One of the questions you will likely have when you have a lot of debt is if you should file for bankruptcy. There are good and bad times to use bankruptcy, and it helps to know those situations so that you do it right.
You Have A Lot Of Debt
One thing that people do not realize is that it costs money to file for bankruptcy. You have to pay for filing fees, lawyer fees, and other costs associated with the bankruptcy, which may not make the hit on your credit worth it. In addition, know that a Chapter 13 bankruptcy is going to cost more than a Chapter 7 bankruptcy. It's important to weigh the cost of bankruptcy with the debt you would be discharging to decide if it's worth it.
You Have A Lot Of Assets
Sometimes it doesn't make sense to file for bankruptcy because you do not have a lot of assets. Assets are things that you can potentially lose to a creditor if they decide to take action against you. This includes a vehicle, home, or other high-value items.
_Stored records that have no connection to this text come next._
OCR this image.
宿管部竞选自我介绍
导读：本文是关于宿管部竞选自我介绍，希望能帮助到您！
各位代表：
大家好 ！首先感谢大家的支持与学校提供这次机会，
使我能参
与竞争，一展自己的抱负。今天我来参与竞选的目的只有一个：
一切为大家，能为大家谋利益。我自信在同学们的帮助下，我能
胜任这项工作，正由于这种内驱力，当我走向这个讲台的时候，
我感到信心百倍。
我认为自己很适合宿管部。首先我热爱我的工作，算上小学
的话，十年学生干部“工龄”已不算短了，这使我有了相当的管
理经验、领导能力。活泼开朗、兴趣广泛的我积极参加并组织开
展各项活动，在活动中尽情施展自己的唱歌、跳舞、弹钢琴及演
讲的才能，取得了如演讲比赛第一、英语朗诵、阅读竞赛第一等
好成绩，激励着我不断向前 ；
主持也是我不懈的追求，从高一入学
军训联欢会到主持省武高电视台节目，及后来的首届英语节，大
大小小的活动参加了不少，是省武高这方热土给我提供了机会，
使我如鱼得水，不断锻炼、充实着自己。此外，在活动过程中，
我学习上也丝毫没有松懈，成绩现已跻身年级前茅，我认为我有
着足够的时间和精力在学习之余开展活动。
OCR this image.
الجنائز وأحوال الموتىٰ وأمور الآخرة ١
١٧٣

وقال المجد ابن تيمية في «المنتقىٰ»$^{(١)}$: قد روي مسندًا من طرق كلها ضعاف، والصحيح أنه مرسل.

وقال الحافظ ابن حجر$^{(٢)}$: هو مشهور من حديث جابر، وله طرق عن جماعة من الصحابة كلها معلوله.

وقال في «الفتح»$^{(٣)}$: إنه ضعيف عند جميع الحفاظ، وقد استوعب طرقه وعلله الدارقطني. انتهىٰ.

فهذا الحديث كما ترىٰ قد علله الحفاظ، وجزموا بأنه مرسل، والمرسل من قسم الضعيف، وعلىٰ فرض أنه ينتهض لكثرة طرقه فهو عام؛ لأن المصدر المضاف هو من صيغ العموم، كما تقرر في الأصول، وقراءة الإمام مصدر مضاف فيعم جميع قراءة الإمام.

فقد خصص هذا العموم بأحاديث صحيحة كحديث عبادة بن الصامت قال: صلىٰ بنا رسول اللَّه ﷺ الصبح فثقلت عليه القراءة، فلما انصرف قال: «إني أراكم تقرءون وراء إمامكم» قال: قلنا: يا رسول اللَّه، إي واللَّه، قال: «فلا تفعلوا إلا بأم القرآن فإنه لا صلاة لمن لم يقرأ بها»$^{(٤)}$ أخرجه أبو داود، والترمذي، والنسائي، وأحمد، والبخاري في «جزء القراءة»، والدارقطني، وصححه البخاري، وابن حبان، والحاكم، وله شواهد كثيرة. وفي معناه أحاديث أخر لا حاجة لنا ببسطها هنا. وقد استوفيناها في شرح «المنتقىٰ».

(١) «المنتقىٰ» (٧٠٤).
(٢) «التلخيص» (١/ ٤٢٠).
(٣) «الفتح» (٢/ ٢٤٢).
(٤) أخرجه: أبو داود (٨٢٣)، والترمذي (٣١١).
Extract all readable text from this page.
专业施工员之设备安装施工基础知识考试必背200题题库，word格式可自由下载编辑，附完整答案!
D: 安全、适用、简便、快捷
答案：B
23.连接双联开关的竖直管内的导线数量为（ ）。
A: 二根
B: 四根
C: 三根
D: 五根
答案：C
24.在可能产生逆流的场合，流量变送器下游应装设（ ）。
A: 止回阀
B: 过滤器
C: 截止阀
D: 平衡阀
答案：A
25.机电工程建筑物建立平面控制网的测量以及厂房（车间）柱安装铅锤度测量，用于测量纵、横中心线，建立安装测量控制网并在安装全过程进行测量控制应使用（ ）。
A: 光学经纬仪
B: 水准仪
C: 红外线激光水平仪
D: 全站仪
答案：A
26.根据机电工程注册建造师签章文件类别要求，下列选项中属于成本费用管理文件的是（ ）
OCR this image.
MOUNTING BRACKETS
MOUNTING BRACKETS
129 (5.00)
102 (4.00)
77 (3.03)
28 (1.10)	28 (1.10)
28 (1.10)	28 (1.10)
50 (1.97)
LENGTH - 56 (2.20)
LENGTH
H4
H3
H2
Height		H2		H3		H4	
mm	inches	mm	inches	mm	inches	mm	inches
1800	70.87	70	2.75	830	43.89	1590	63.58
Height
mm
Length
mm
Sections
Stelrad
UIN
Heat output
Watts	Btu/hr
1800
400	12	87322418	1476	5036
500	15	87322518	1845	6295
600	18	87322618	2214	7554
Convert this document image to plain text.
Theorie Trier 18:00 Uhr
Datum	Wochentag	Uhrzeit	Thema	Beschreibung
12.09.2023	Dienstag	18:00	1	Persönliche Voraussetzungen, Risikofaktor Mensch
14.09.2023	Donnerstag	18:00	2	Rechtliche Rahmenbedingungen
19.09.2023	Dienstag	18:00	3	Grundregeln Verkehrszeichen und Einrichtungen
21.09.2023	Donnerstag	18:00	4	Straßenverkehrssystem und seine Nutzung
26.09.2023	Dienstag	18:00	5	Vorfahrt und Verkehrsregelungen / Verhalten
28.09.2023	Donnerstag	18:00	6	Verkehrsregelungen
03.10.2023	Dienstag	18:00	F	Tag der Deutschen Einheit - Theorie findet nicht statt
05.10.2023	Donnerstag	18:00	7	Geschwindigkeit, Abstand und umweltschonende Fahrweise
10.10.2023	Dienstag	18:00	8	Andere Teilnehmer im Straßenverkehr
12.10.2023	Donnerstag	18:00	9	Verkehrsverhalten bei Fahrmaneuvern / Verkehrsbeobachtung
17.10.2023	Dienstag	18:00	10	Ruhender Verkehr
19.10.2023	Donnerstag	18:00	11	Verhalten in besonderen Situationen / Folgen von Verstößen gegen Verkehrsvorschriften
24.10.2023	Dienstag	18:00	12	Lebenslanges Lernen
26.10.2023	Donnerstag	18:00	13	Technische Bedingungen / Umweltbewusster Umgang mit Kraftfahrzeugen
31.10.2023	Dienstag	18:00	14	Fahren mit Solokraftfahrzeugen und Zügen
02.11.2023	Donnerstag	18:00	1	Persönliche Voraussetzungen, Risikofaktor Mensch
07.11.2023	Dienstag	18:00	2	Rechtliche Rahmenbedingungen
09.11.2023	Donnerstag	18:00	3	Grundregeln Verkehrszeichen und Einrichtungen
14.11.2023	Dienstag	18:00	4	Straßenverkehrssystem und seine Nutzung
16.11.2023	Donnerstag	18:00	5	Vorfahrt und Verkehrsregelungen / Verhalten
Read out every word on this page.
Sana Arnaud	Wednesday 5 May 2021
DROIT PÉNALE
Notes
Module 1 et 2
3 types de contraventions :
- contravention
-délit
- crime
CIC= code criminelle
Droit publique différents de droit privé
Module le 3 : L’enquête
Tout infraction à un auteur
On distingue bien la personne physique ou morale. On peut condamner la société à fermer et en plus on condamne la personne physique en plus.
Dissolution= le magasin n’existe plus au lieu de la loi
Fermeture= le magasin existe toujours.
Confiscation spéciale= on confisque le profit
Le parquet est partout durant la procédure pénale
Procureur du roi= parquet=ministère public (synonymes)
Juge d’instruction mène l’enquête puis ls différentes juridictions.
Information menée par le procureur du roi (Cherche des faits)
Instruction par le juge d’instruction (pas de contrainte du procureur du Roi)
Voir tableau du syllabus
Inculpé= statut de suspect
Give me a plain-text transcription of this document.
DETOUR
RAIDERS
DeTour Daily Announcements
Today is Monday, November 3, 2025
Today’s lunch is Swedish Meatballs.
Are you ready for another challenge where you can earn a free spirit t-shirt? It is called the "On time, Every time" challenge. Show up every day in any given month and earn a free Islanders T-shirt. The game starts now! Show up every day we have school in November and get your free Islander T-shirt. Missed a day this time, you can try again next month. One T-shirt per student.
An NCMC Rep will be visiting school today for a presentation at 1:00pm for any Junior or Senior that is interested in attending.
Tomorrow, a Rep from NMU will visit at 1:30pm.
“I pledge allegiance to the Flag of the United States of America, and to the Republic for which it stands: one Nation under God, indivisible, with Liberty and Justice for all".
For example, you can use bankruptcy to stop a foreclosure and give you more time to figure out how to keep your home.
If you do not have a lot of assets then you may be considered judgment proof. This means that the creditors do not have anything that they can take from you in order to get their money back. If you do not have a job and have no assets in your name, there is nothing that can be done to get back the debt that you owe, which means you may not want to use bankruptcy just yet.
You Know What You Want Out Of Bankruptcy
It's important to also have a reason for why you want to use bankruptcy beyond getting rid of the debt. Think about how it is going to impact you 5, 10, or 15 years from now to determine if it's right to file. Are you being harassed by creditors and you want it to stop? Are you at risk of losing your home? These are all good reasons to use bankruptcy.
You Have Debts That Are Dischargeable
It's important that you recognize what debts you have that can be discharged. You may be surprised to learn that some of your debts actually cannot be discharged, such as student loans or child support payments. Only use bankruptcy if your main debts can be discharged, because you'll still be stuck with the other ones.